Going back to our original question: *Does the type of diet influence the body weight of mice?*\
Can we answer this question just by looking at the plot? Are these observations compatible with a scenario where **the type of diet does not influence body weight?**

Remember the basic statistical methods:

![](images/statistic-types.png){width="600px"}

Here enters **hypothesis testing**. In hypothesis testing, the investigator formulates a **null hypothesis (H0)** that usually states that *there is no difference between the two groups*, i.e. the observed weight differences between the two groups of mice occurred only due to sampling fluctuations (like when you repeat an experiment drawing samples from the same population). In other words, H0 corresponds to an absence of effect.\
The **alternative hypothesis (H1)**, just states that the *effect is present between the two groups*, i.e. that the samples were taken from different populations.

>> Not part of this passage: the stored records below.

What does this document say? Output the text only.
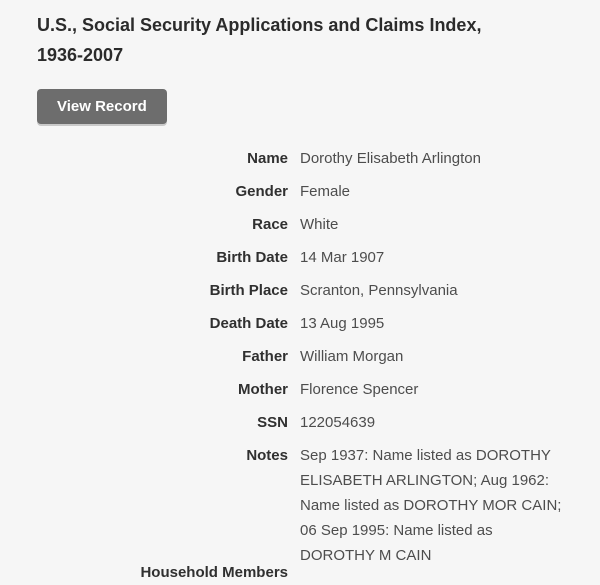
U.S., Social Security Applications and Claims Index, 1936-2007
View Record
Name Dorothy Elisabeth Arlington
Gender Female
Race White
Birth Date 14 Mar 1907
Birth Place Scranton, Pennsylvania
Death Date 13 Aug 1995
Father William Morgan
Mother Florence Spencer
SSN 122054639
Notes Sep 1937: Name listed as DOROTHY ELISABETH ARLINGTON; Aug 1962: Name listed as DOROTHY MOR CAIN; 06 Sep 1995: Name listed as DOROTHY M CAIN
Household Members
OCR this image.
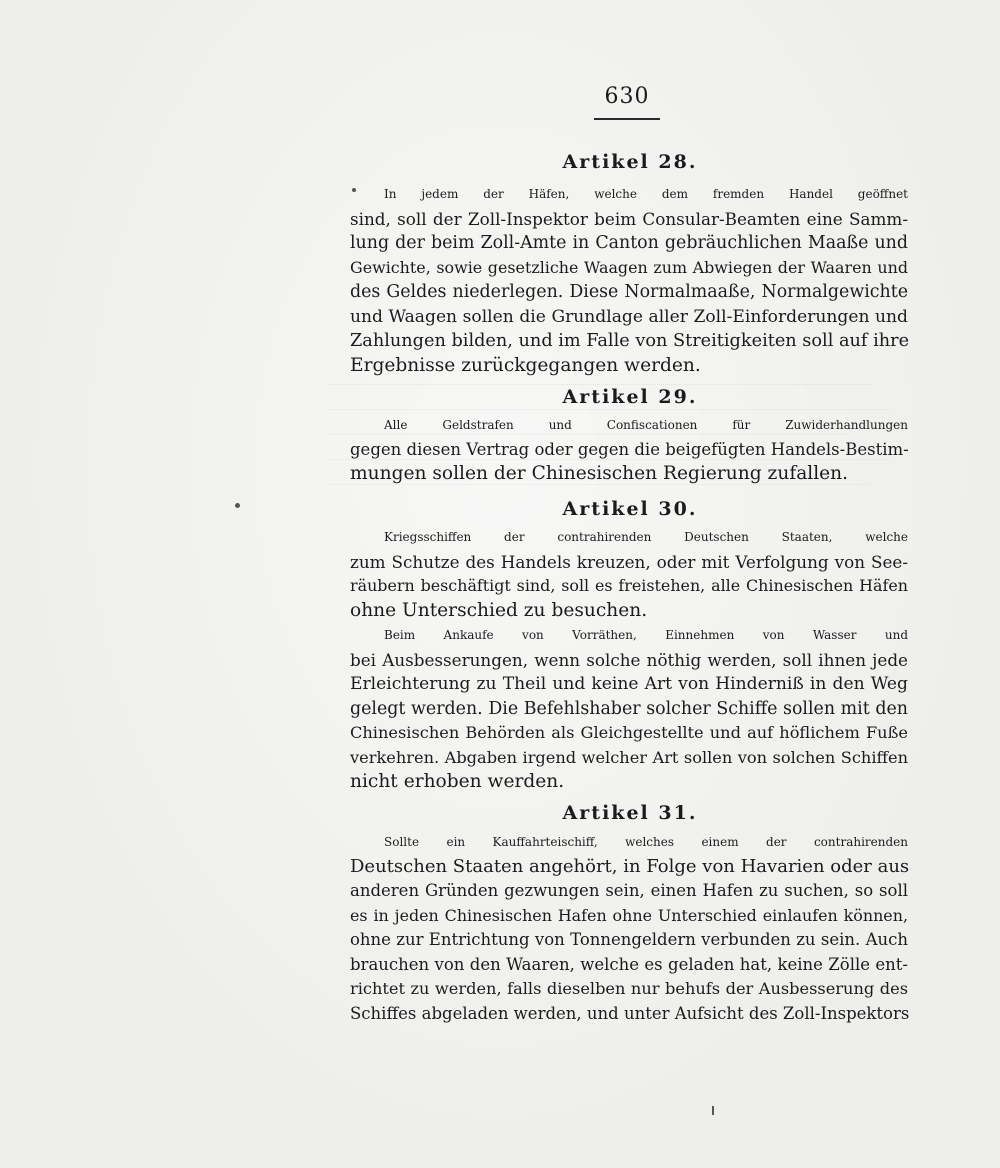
630
Artikel 28.
In jedem der Häfen, welche dem fremden Handel geöffnet
sind, soll der Zoll-Inspektor beim Consular-Beamten eine Samm-
lung der beim Zoll-Amte in Canton gebräuchlichen Maaße und
Gewichte, sowie gesetzliche Waagen zum Abwiegen der Waaren und
des Geldes niederlegen. Diese Normalmaaße, Normalgewichte
und Waagen sollen die Grundlage aller Zoll-Einforderungen und
Zahlungen bilden, und im Falle von Streitigkeiten soll auf ihre
Ergebnisse zurückgegangen werden.
Artikel 29.
Alle Geldstrafen und Confiscationen für Zuwiderhandlungen
gegen diesen Vertrag oder gegen die beigefügten Handels-Bestim-
mungen sollen der Chinesischen Regierung zufallen.
Artikel 30.
Kriegsschiffen der contrahirenden Deutschen Staaten, welche
zum Schutze des Handels kreuzen, oder mit Verfolgung von See-
räubern beschäftigt sind, soll es freistehen, alle Chinesischen Häfen
ohne Unterschied zu besuchen.
Beim Ankaufe von Vorräthen, Einnehmen von Wasser und
bei Ausbesserungen, wenn solche nöthig werden, soll ihnen jede
Erleichterung zu Theil und keine Art von Hinderniß in den Weg
gelegt werden. Die Befehlshaber solcher Schiffe sollen mit den
Chinesischen Behörden als Gleichgestellte und auf höflichem Fuße
verkehren. Abgaben irgend welcher Art sollen von solchen Schiffen
nicht erhoben werden.
Artikel 31.
Sollte ein Kauffahrteischiff, welches einem der contrahirenden
Deutschen Staaten angehört, in Folge von Havarien oder aus
anderen Gründen gezwungen sein, einen Hafen zu suchen, so soll
es in jeden Chinesischen Hafen ohne Unterschied einlaufen können,
ohne zur Entrichtung von Tonnengeldern verbunden zu sein. Auch
brauchen von den Waaren, welche es geladen hat, keine Zölle ent-
richtet zu werden, falls dieselben nur behufs der Ausbesserung des
Schiffes abgeladen werden, und unter Aufsicht des Zoll-Inspektors
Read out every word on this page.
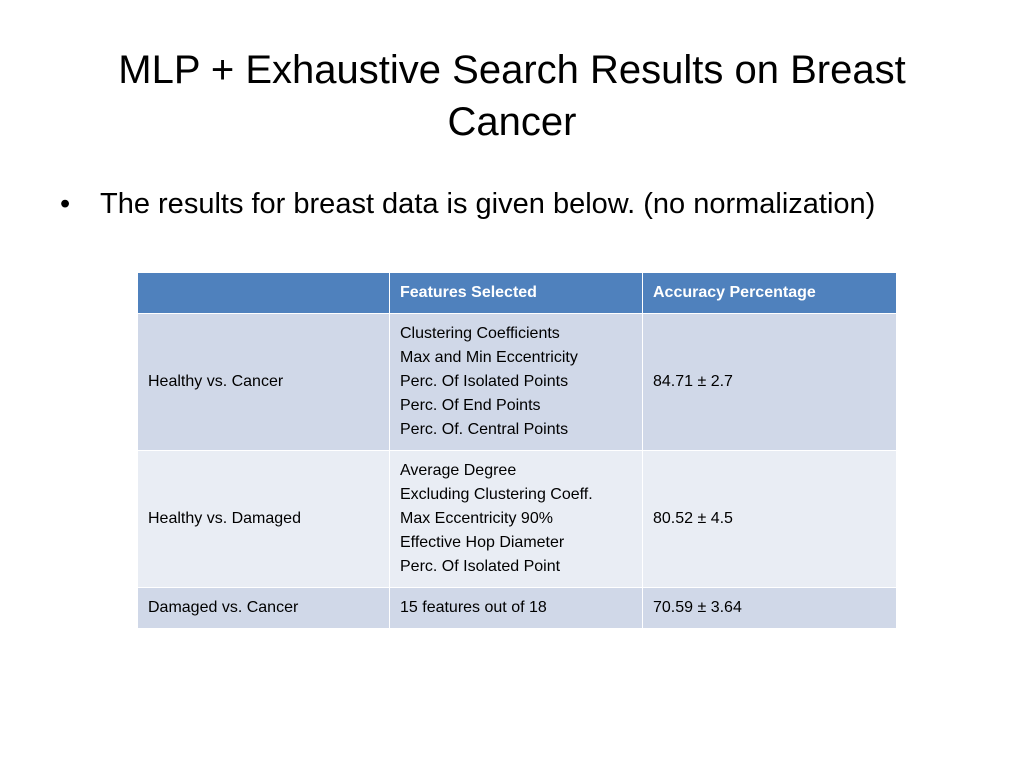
MLP + Exhaustive Search Results on Breast Cancer
•	The results for breast data is given below. (no normalization)
	Features Selected	Accuracy Percentage
Healthy vs. Cancer	Clustering Coefficients
Max and Min Eccentricity
Perc. Of Isolated Points
Perc. Of End Points
Perc. Of. Central Points	84.71 ± 2.7
Healthy vs. Damaged	Average Degree
Excluding Clustering Coeff.
Max Eccentricity 90%
Effective Hop Diameter
Perc. Of Isolated Point	80.52 ± 4.5
Damaged vs. Cancer	15 features out of 18	70.59 ± 3.64
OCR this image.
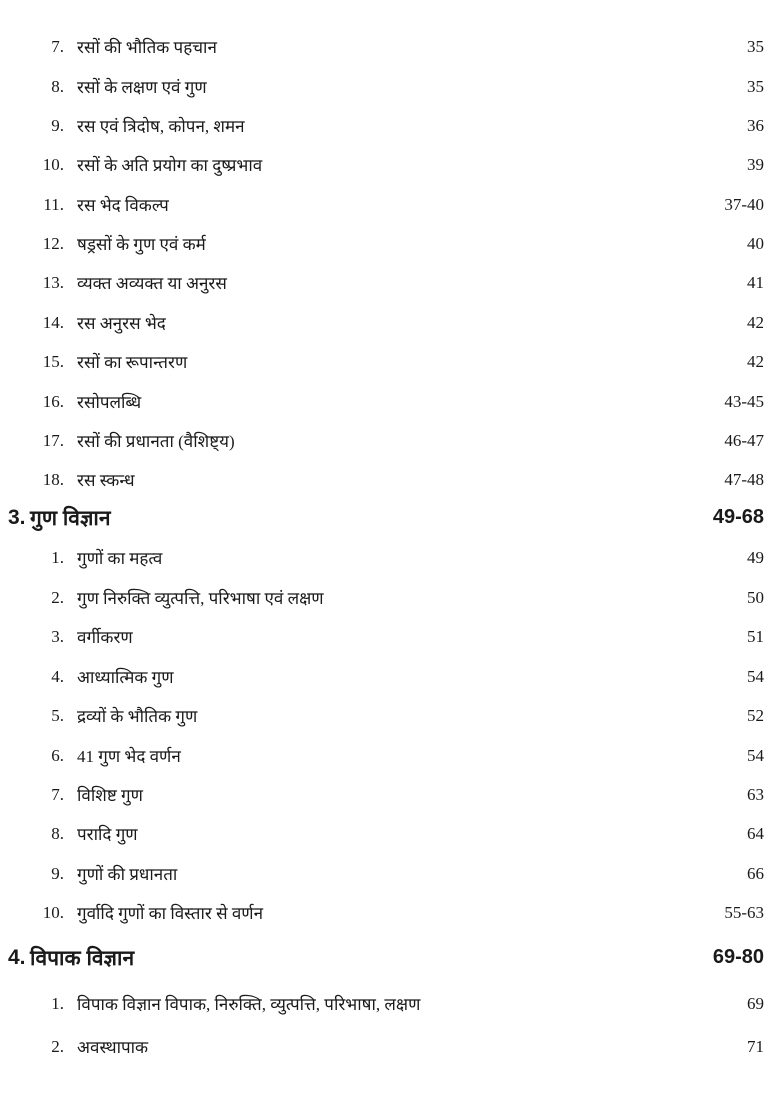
7. रसों की भौतिक पहचान	35
8. रसों के लक्षण एवं गुण	35
9. रस एवं त्रिदोष, कोपन, शमन	36
10. रसों के अति प्रयोग का दुष्प्रभाव	39
11. रस भेद विकल्प	37-40
12. षड्रसों के गुण एवं कर्म	40
13. व्यक्त अव्यक्त या अनुरस	41
14. रस अनुरस भेद	42
15. रसों का रूपान्तरण	42
16. रसोपलब्धि	43-45
17. रसों की प्रधानता (वैशिष्ट्य)	46-47
18. रस स्कन्ध	47-48
3. गुण विज्ञान	49-68
1. गुणों का महत्व	49
2. गुण निरुक्ति व्युत्पत्ति, परिभाषा एवं लक्षण	50
3. वर्गीकरण	51
4. आध्यात्मिक गुण	54
5. द्रव्यों के भौतिक गुण	52
6. 41 गुण भेद वर्णन	54
7. विशिष्ट गुण	63
8. परादि गुण	64
9. गुणों की प्रधानता	66
10. गुर्वादि गुणों का विस्तार से वर्णन	55-63
4. विपाक विज्ञान	69-80
1. विपाक विज्ञान विपाक, निरुक्ति, व्युत्पत्ति, परिभाषा, लक्षण	69
2. अवस्थापाक	71
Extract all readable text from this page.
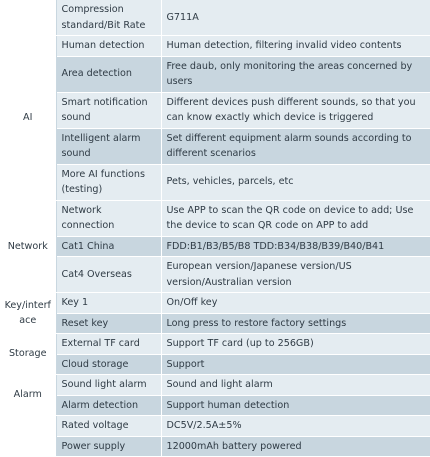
	Compression standard/Bit Rate	G711A
AI	Human detection	Human detection, filtering invalid video contents
	Area detection	Free daub, only monitoring the areas concerned by users
	Smart notification sound	Different devices push different sounds, so that you can know exactly which device is triggered
	Intelligent alarm sound	Set different equipment alarm sounds according to different scenarios
	More AI functions (testing)	Pets, vehicles, parcels, etc
Network	Network connection	Use APP to scan the QR code on device to add; Use the device to scan QR code on APP to add
	Cat1 China	FDD:B1/B3/B5/B8 TDD:B34/B38/B39/B40/B41
	Cat4 Overseas	European version/Japanese version/US version/Australian version
Key/interface	Key 1	On/Off key
	Reset key	Long press to restore factory settings
Storage	External TF card	Support TF card (up to 256GB)
	Cloud storage	Support
Alarm	Sound light alarm	Sound and light alarm
	Alarm detection	Support human detection
	Rated voltage	DC5V/2.5A±5%
	Power supply	12000mAh battery powered
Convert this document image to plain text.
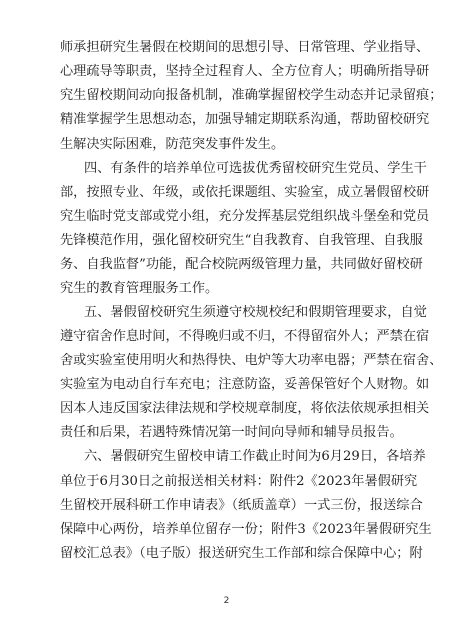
师承担研究生暑假在校期间的思想引导、日常管理、学业指导、
心理疏导等职责，坚持全过程育人、全方位育人；明确所指导研
究生留校期间动向报备机制，准确掌握留校学生动态并记录留痕；
精准掌握学生思想动态，加强导辅定期联系沟通，帮助留校研究
生解决实际困难，防范突发事件发生。
四、有条件的培养单位可选拔优秀留校研究生党员、学生干
部，按照专业、年级，或依托课题组、实验室，成立暑假留校研
究生临时党支部或党小组，充分发挥基层党组织战斗堡垒和党员
先锋模范作用，强化留校研究生“自我教育、自我管理、自我服
务、自我监督”功能，配合校院两级管理力量，共同做好留校研
究生的教育管理服务工作。
五、暑假留校研究生须遵守校规校纪和假期管理要求，自觉
遵守宿舍作息时间，不得晚归或不归，不得留宿外人；严禁在宿
舍或实验室使用明火和热得快、电炉等大功率电器；严禁在宿舍、
实验室为电动自行车充电；注意防盗，妥善保管好个人财物。如
因本人违反国家法律法规和学校规章制度，将依法依规承担相关
责任和后果，若遇特殊情况第一时间向导师和辅导员报告。
六、暑假研究生留校申请工作截止时间为6月29日，各培养
单位于6月30日之前报送相关材料：附件2《2023年暑假研究
生留校开展科研工作申请表》（纸质盖章）一式三份，报送综合
保障中心两份，培养单位留存一份；附件3《2023年暑假研究生
留校汇总表》（电子版）报送研究生工作部和综合保障中心；附
2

Hypothesis testing proceeds with using a **statistical test to try and reject H0**. For this experiment, we will use a *T-test that compares the difference between the means of the two diet groups*, yielding a p-value that we will use to decide if we reject the null hypothesis, at a 5% significance level (p-value \< 0.05). Meaning that, if we repeat this experiment 100 times in different mice, in 5 of those experiments we will reject the null hypothesis, even thought the null hypothesis is true.

```{r}
#| label: hypothesis
#| eval: true

# Apply a T-test to the lean and fat diet weights 

### Explanation of the arguments used ###
  # alternative="two.sided" :  two-sided because we want to test any difference between the means, and not only weight gain or weight loss (in which case it would be a one-sided test)

  # paired = FALSE : because we measured the weight in 2 different groups of mice (never the same individual). If we measure a variable 2 times in the same individual the data would be paired.

  # var.equal = TRUE : T-tests apply to equal variance data, so we assume it is TRUE and ask R to estimate the variance (if we chose FALSE, then R uses another similar method called Welch (or Satterthwaite) approximation) 

ttest <- t.test(lean$weight, fat$weight,
                alternative="two.sided", 
                paired = FALSE, 
                var.equal = TRUE)

# Print the results
ttest
```

<br>

### Now that we have calculated the T-test, shall we accept or reject the null hypothesis? What are the outputs in R from the t-test?

```{r}
#| label: ttest
#| eval: true

# Find the names of the output from the function t.test
names(ttest)

# Extract just the p-value
ttest$p.value


```

<br>

### **Final discussion**

> > Take some time to discuss the results with the other participants, and decide if H0 should be rejected or not, and how confident you are that your decision is reasonable. Can you propose solutions to improve your confidence on the results? Is the experimental design appropriate for the research question being asked? Is this experiment well controlled and balanced?